The last sentence of that paragraph is odd.
“By the same token?” It’s not the same token at all. The first part of the paragraph lays out the standard Pigovian case for government intervention to deal with externalities. The last sentence doesn’t. It’s a very different case. At most, it’s a public goods case for intervention.
But it’s hard, even granting the “information as a public good” case, to get from that to the particular intervention–regulating pharmaceuticals–that Eichengreen thinks is justified. If the problem is that people lack information, the best solution is for them to get information, not to have the government substitute its preferences for theirs.

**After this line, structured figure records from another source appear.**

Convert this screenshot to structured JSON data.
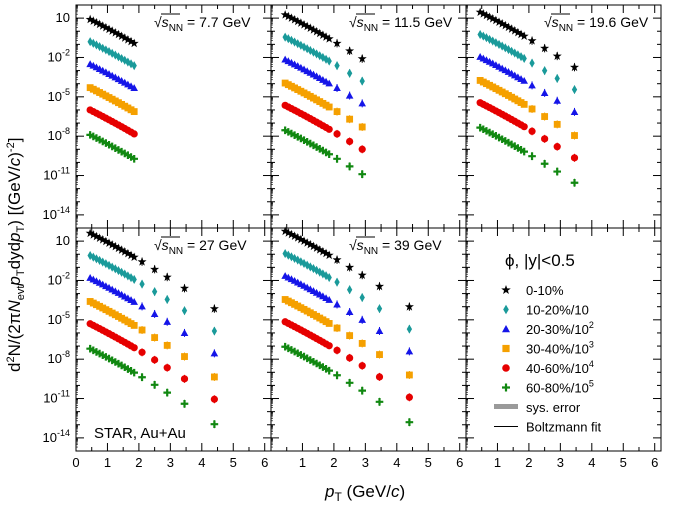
{
  "chart_data": {
    "type": "scatter",
    "title": "",
    "xlabel": "p_T (GeV/c)",
    "ylabel": "d²N/(2πN_evt p_T dy dp_T) [(GeV/c)^-2]",
    "xlim": [
      0,
      6.2
    ],
    "ylim_exponent": [
      -15,
      2
    ],
    "y_log": true,
    "x_ticks": [
      "0",
      "1",
      "2",
      "3",
      "4",
      "5",
      "6"
    ],
    "y_ticks": [
      {
        "base": "10",
        "exp": "-14",
        "value": -14
      },
      {
        "base": "10",
        "exp": "-11",
        "value": -11
      },
      {
        "base": "10",
        "exp": "-8",
        "value": -8
      },
      {
        "base": "10",
        "exp": "-5",
        "value": -5
      },
      {
        "base": "10",
        "exp": "-2",
        "value": -2
      },
      {
        "base": "10",
        "exp": "",
        "value": 1
      }
    ],
    "panels": [
      {
        "id": "7.7",
        "label_sym": "√s",
        "label_sub": "NN",
        "label_val": "= 7.7 GeV",
        "pt_max": 1.85
      },
      {
        "id": "11.5",
        "label_sym": "√s",
        "label_sub": "NN",
        "label_val": "= 11.5 GeV",
        "pt_max": 2.9
      },
      {
        "id": "19.6",
        "label_sym": "√s",
        "label_sub": "NN",
        "label_val": "= 19.6 GeV",
        "pt_max": 3.5
      },
      {
        "id": "27",
        "label_sym": "√s",
        "label_sub": "NN",
        "label_val": "= 27 GeV",
        "pt_max": 4.5
      },
      {
        "id": "39",
        "label_sym": "√s",
        "label_sub": "NN",
        "label_val": "= 39 GeV",
        "pt_max": 4.5
      }
    ],
    "series": [
      {
        "name": "0-10%",
        "marker": "star",
        "color": "#000000",
        "log_y0": 0.9,
        "slope": 1.22
      },
      {
        "name": "10-20%/10",
        "marker": "diamond",
        "color": "#1a9a9a",
        "log_y0": -0.8,
        "slope": 1.22
      },
      {
        "name": "20-30%/10²",
        "marker": "triangle",
        "color": "#1515e8",
        "log_y0": -2.5,
        "slope": 1.22
      },
      {
        "name": "30-40%/10³",
        "marker": "square",
        "color": "#f5a000",
        "log_y0": -4.3,
        "slope": 1.22
      },
      {
        "name": "40-60%/10⁴",
        "marker": "circle",
        "color": "#e60000",
        "log_y0": -6.0,
        "slope": 1.22
      },
      {
        "name": "60-80%/10⁵",
        "marker": "cross",
        "color": "#118811",
        "log_y0": -7.9,
        "slope": 1.22
      }
    ],
    "pt_points": [
      0.45,
      0.55,
      0.65,
      0.75,
      0.85,
      0.95,
      1.05,
      1.15,
      1.25,
      1.35,
      1.45,
      1.55,
      1.65,
      1.75,
      1.85,
      2.1,
      2.5,
      2.9,
      3.45,
      4.4
    ]
  },
  "annotations": {
    "particle_label": "ϕ, |y|<0.5",
    "experiment_label": "STAR, Au+Au"
  },
  "legend": {
    "entries": [
      {
        "label": "0-10%",
        "marker": "star",
        "color": "#000000"
      },
      {
        "label": "10-20%/10",
        "marker": "diamond",
        "color": "#1a9a9a"
      },
      {
        "label": "20-30%/10",
        "sup": "2",
        "marker": "triangle",
        "color": "#1515e8"
      },
      {
        "label": "30-40%/10",
        "sup": "3",
        "marker": "square",
        "color": "#f5a000"
      },
      {
        "label": "40-60%/10",
        "sup": "4",
        "marker": "circle",
        "color": "#e60000"
      },
      {
        "label": "60-80%/10",
        "sup": "5",
        "marker": "cross",
        "color": "#118811"
      },
      {
        "label": "sys. error",
        "marker": "band",
        "color": "#9a9a9a"
      },
      {
        "label": "Boltzmann fit",
        "marker": "line",
        "color": "#000000"
      }
    ]
  },
  "axis_titles": {
    "x_main": "p",
    "x_sub": "T",
    "x_rest": " (GeV/",
    "x_c": "c",
    "x_close": ")",
    "y_d": "d",
    "y_sup2": "2",
    "y_n": "N/(2π",
    "y_N": "N",
    "y_evt": "evt",
    "y_p": "p",
    "y_T": "T",
    "y_dy": "dyd",
    "y_p2": "p",
    "y_T2": "T",
    "y_close": ") [(GeV/",
    "y_c": "c",
    "y_close2": ")",
    "y_sup": "-2",
    "y_end": "]"
  }
}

Even people with full information will make different choices than other people with full information. Imagine, for example, that you have a disease and there’s a drug available, but not yet legal, that could help cure the disease. What would you do? Your answer might well differ from that of someone else who has the same information.

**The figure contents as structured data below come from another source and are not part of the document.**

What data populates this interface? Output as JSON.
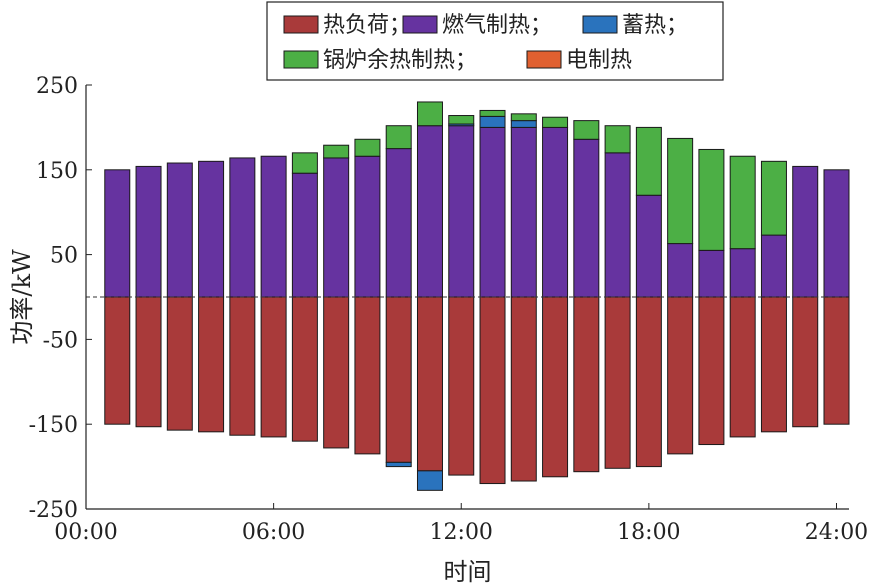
{
  "chart_data": {
    "type": "bar",
    "stacked": true,
    "xlabel": "时间",
    "ylabel": "功率/kW",
    "ylim": [
      -250,
      250
    ],
    "yticks": [
      250,
      150,
      50,
      -50,
      -150,
      -250
    ],
    "xticks": [
      "00:00",
      "06:00",
      "12:00",
      "18:00",
      "24:00"
    ],
    "xtick_hours": [
      0,
      6,
      12,
      18,
      24
    ],
    "x_hours": [
      1,
      2,
      3,
      4,
      5,
      6,
      7,
      8,
      9,
      10,
      11,
      12,
      13,
      14,
      15,
      16,
      17,
      18,
      19,
      20,
      21,
      22,
      23,
      24
    ],
    "grid": false,
    "zero_line": "dashed",
    "legend_position": "top-center",
    "series": [
      {
        "name": "热负荷；",
        "color": "#a93a3a",
        "values": [
          -150,
          -153,
          -157,
          -159,
          -163,
          -165,
          -170,
          -178,
          -185,
          -195,
          -205,
          -210,
          -220,
          -217,
          -212,
          -206,
          -202,
          -200,
          -185,
          -174,
          -165,
          -159,
          -153,
          -150
        ]
      },
      {
        "name": "燃气制热；",
        "color": "#6633a0",
        "values": [
          150,
          154,
          158,
          160,
          164,
          166,
          146,
          164,
          166,
          175,
          202,
          202,
          200,
          200,
          200,
          186,
          170,
          120,
          63,
          55,
          57,
          73,
          154,
          150
        ]
      },
      {
        "name": "蓄热；",
        "color": "#2a73bd",
        "values": [
          0,
          0,
          0,
          0,
          0,
          0,
          0,
          0,
          0,
          -5,
          -23,
          2,
          13,
          8,
          0,
          0,
          0,
          0,
          0,
          0,
          0,
          0,
          0,
          0
        ]
      },
      {
        "name": "锅炉余热制热；",
        "color": "#4caf45",
        "values": [
          0,
          0,
          0,
          0,
          0,
          0,
          24,
          15,
          20,
          27,
          28,
          10,
          7,
          8,
          12,
          22,
          32,
          80,
          124,
          119,
          109,
          87,
          0,
          0
        ]
      },
      {
        "name": "电制热",
        "color": "#e06030",
        "values": [
          0,
          0,
          0,
          0,
          0,
          0,
          0,
          0,
          0,
          0,
          0,
          0,
          0,
          0,
          0,
          0,
          0,
          0,
          0,
          0,
          0,
          0,
          0,
          0
        ]
      }
    ]
  }
}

As I wrote in The Joy of Freedom: An Economist’s Odyssey, “The FDA may have some expertise when it comes to drug safety and efficacy, but on the only issue that matters–your tradeoffs between various risks–you are the expert, and the FDA’s scientists are rank amateurs.”
Also, in that book, I quoted a 1995 letter from my friend, co-author, and former student, Charley Hooper. I still think it’s one of the best statements of the issue. Charley wrote:
The choice a patient makes between therapies (with the help of his agent, the doctor) is based on many variables: efficacy, tolerability, side effects, riskiness, monetary cost, nonmonetary cost (e.g., hassle), speed of action. These drug costs and benefits must be judged within the context of many personal values and tradeoffs: the fear of death, the fear of surgery, the fear of the hospital, potential pain, and the individual’s health profile, financial status, value of time, value of health, and risk tolerance. For the FDA to decide what compounds pass this complex tradeoff is preposterous, given that the FDA can never frame the problem from the individual patient’s perspective. One individual’s best alternative could be another’s worst. We have seen this with AIDS patients: “I don’t care if I develop cancer and this costs me $20,000 a year because without it I’m dead in 6 months.” If, instead of medical therapies, they were telling us what kind of washing machines to buy or where to go on vacation, we would consider it laughable. This is what von Mises [Ludwig von Mises, the noted Austrian economist who showed that information problems would prevent socialism from working] said. Centralized bureaucrats cannot make the proper decisions for individuals because they lack the requisite information.